Je bus mon café. Mon café était bien trop amer. Je ne l'aimais pas. J'avais pourtant ajouté du sucre, non ? Pourquoi ne passait-il pas bien dans ma gorge ? Comme un fou, je continuai pourtant de le boire. Comme si je voulais me taire, en fait. C'était une excuse pour ne pas en dire plus. Je venais de tout déballer à mon petit-frère, et je n'étais pas fier de ce que j'avais fait. Si je le pouvais, je voudrais ajouter du sucre dans son café pour qu'il oublie tout ce qu'il venait d'entendre. Mais ce serait revenir en arrière. Ne pas assumer ce que j'avais fait. Alors que l'objet de cette discussion, c'était d'assumer nos propres passés, et, ensemble, d'aller de l'avant. Lui, assumant son passé avec le père, moi, assumant mon passé « noir ». Si nous voulions marcher droit devant nous, il fallait qu'on assume nos propres défauts. Je ne pris donc pas la peine de chercher à verser du sucre pour embellir la chose. Jaehyuk devait entendre les choses comme il le fallait. Lâchant enfin mon café, ayant déjà bu la moitié de ma tasse, je laissai perdre mon regard sur la nappe. C'était une nappe que je voyais tous les matins et qui habituellement, ne me faisait pas grand chose. Dans ce cas pourquoi est-ce qu'aujourd'hui, elle réussissait à me rendre nostalgique ? Étais-je nostalgique du temps où je vivais en cachant mon passé à Jaehyuk ? Oui, certainement. Parce que désormais, ce sera terminé. Et l'image qu'il avait de moi serait à jamais changée.

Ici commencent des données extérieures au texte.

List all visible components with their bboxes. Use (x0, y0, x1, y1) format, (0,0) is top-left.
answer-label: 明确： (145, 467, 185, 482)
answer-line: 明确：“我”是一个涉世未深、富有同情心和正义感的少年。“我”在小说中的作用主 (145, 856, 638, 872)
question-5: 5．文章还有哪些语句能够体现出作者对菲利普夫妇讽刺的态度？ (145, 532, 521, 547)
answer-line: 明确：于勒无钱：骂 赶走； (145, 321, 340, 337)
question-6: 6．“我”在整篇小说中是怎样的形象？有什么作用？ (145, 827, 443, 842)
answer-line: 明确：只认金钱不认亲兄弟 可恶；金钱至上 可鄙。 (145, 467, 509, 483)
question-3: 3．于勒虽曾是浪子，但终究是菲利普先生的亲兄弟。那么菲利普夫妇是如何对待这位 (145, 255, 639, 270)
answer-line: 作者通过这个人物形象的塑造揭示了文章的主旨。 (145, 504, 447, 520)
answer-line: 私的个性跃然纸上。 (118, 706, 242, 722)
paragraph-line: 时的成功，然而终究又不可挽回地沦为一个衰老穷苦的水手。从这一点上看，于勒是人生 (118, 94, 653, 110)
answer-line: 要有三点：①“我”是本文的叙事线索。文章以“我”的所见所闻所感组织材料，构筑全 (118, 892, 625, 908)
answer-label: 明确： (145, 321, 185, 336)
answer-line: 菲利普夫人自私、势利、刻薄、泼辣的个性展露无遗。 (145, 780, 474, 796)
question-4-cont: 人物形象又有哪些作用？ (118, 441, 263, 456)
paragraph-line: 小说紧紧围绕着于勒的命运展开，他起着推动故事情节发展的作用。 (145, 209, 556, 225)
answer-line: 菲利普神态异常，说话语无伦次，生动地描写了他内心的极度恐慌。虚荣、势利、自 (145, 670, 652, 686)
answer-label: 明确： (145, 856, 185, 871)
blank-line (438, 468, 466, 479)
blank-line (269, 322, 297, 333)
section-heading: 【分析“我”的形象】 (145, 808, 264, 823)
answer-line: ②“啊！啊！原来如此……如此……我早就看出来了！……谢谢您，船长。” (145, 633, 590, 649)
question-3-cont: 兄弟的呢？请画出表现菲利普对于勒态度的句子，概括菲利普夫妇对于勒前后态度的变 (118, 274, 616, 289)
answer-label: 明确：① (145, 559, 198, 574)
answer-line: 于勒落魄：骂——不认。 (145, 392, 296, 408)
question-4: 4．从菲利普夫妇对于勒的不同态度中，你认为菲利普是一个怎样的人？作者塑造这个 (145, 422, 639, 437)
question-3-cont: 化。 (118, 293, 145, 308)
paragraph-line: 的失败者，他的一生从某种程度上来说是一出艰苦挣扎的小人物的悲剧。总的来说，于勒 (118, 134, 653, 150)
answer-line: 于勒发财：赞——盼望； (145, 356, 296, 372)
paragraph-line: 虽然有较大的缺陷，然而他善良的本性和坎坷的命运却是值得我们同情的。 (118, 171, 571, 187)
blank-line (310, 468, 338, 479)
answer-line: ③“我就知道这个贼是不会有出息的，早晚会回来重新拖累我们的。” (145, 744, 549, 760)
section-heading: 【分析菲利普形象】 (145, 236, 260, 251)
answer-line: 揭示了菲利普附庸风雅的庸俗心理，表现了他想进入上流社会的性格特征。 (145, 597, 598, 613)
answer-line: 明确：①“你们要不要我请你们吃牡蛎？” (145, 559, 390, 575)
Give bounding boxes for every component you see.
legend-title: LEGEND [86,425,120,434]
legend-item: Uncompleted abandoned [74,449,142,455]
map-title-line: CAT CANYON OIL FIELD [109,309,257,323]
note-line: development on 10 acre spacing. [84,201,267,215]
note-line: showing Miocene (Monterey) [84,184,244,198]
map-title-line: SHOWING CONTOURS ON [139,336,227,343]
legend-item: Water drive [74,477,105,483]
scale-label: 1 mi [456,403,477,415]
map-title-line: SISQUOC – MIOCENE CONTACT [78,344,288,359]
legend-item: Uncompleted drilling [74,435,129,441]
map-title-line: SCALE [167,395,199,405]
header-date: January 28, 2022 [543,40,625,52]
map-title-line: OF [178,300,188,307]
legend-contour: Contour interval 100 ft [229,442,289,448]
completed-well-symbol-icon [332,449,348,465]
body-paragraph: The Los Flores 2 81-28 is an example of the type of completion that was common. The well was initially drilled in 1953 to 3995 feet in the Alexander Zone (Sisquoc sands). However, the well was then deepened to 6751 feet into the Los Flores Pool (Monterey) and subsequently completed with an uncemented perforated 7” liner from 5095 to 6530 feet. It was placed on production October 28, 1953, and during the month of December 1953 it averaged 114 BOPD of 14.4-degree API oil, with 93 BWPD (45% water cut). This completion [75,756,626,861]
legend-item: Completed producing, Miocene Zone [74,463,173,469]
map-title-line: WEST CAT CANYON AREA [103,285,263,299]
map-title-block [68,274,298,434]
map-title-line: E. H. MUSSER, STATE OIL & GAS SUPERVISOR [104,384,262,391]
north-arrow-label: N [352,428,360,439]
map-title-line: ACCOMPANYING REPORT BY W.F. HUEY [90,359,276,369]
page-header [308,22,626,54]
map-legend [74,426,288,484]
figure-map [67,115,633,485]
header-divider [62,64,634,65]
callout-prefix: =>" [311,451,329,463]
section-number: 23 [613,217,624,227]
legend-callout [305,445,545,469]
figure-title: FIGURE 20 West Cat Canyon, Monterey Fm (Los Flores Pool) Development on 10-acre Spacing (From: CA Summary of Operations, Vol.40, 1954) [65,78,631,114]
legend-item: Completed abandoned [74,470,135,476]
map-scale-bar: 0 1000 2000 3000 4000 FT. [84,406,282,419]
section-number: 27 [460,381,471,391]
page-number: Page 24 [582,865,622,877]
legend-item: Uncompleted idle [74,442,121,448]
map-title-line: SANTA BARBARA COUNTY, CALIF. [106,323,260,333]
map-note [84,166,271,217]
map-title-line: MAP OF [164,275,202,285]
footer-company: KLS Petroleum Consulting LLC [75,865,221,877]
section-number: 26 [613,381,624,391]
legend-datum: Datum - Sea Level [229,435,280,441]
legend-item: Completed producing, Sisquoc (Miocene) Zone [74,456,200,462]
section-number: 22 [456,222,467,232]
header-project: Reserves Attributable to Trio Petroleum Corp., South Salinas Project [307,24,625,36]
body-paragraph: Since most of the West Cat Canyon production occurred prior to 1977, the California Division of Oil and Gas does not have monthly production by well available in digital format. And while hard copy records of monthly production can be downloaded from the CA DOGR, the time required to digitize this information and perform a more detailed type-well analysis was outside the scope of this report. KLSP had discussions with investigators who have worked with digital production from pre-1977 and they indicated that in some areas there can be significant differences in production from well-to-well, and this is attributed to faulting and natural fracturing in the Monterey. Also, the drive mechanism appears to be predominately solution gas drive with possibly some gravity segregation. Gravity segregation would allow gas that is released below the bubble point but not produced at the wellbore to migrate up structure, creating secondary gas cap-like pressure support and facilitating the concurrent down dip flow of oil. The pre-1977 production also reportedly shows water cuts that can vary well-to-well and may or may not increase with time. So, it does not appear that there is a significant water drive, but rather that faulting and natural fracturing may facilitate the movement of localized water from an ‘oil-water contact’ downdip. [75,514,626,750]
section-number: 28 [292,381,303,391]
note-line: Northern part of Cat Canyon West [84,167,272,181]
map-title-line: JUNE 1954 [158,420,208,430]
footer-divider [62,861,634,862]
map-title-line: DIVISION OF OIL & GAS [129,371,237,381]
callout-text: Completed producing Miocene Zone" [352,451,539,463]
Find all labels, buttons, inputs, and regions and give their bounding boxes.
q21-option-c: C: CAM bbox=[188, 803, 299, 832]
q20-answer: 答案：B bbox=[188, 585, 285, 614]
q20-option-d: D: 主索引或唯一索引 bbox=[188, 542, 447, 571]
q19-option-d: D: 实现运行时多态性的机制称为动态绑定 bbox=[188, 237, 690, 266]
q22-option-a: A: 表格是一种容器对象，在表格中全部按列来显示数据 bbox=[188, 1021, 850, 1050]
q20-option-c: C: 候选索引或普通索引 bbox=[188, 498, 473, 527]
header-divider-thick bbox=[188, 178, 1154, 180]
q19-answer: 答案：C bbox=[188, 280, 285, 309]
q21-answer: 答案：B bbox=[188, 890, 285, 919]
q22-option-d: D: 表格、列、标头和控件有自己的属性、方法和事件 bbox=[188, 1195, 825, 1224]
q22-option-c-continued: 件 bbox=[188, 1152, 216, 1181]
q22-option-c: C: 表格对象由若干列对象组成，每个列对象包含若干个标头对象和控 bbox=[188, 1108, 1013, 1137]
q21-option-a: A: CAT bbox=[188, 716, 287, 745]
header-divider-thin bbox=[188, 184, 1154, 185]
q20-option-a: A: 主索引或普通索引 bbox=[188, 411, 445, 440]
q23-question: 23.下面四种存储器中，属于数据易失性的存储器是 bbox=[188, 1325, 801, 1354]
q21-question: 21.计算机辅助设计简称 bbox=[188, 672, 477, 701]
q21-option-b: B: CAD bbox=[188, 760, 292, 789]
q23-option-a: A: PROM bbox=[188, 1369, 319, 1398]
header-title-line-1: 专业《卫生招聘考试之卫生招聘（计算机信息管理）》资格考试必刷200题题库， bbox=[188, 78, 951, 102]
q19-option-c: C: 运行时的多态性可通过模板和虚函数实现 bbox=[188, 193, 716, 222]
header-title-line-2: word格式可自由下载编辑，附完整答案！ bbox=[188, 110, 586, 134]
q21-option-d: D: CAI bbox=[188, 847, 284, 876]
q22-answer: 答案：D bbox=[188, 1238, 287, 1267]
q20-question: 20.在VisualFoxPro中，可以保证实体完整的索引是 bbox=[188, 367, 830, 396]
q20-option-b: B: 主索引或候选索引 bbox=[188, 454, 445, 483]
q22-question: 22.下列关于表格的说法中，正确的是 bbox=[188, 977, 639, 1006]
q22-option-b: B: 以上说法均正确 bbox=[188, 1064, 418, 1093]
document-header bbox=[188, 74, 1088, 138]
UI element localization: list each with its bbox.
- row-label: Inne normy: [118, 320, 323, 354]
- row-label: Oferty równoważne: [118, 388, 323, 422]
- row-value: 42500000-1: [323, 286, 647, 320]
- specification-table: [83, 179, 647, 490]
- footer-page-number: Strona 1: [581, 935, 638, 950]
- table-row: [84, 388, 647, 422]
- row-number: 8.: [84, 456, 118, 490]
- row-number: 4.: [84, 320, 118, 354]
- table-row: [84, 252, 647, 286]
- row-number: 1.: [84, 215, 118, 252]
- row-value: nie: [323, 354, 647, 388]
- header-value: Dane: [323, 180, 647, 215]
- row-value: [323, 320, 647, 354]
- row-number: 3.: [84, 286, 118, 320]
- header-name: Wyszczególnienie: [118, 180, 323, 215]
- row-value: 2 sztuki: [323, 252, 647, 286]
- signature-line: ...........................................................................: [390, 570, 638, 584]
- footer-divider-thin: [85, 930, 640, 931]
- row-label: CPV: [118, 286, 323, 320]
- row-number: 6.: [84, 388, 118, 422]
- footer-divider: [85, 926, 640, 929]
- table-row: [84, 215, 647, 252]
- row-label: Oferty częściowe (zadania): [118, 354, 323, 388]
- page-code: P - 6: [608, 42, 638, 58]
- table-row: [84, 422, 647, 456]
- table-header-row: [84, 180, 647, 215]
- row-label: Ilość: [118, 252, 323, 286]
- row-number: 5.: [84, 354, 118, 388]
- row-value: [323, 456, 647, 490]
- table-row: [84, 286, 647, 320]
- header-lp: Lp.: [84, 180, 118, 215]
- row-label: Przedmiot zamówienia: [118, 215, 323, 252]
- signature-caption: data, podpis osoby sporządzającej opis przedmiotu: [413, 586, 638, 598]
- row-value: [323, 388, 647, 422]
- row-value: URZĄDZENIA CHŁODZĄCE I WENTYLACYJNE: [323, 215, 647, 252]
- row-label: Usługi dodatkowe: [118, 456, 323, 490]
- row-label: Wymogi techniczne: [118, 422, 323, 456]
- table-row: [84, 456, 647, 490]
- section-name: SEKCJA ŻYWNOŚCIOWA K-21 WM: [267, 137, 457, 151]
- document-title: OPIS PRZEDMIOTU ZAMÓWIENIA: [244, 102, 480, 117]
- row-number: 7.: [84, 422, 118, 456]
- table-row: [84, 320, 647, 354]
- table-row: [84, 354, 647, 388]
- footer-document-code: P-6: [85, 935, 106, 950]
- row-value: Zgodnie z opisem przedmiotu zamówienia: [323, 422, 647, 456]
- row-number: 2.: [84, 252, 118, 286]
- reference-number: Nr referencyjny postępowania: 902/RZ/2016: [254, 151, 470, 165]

« Wahou, mon frère c'est vraiment quelqu'un. »

J'écarquillai des yeux. Je les levai ensuite sur mon frère, et ce que je vis sur son visage me pétrifia. Un sourire. Un grand sourire, même. Des yeux qui brillaient de sincérité. Un flot d'émotions envahit mon cœur, alors que je déglutis pour les réprimer dans mon cœur. J'avais du mal à croire ce que je voyais, ce que j'entendais. Lui était fier de... moi ? Non, ce n'était pas possible. Pourquoi serait-il fier de moi alors que moi-même, je n'arrivais toujours pas à assumer ce passé alors que ça faisait des années qu'il était révolu ? Je ne comprenais pas sa logique. Trouvant ça complètement ridicule, il n'y eut qu'un rire désabusé qui sortit de ma bouche, comme si je prenais ça pour une blague même si je savais que ce n'en était pas une. « Qu'est-ce que tu racontes... ? » murmurai-je, sous le choc. Pourquoi arrivait-il à l'accepter aussi facilement ? Je m'étais toujours fait à l'idée qu'on ne pouvait pas accepter un tel passé de ma part après avoir cru que j'étais un imbécile heureux. Était-ce parce que c'était mon frère ? Parce que, même avec les longues années de séparation, il y avait toujours ce lien de sang qui nous unissait ? Il y avait mon sang en lui comme il y avait son sang en moi. Ainsi, nous arrivions à nous comprendre, à avoir une réelle relation entre frères quand ça ne faisait qu'un an et plus que nous avions repris contact. C'était comme si nous avions rattrapé les années qui nous avaient séparé... Enfin ce n'était pas encore fini. Il nous restait encore tant de chemin à parcourir, et, aujourd'hui, je sentais que nous avions tous les deux fait un grand pas en avant.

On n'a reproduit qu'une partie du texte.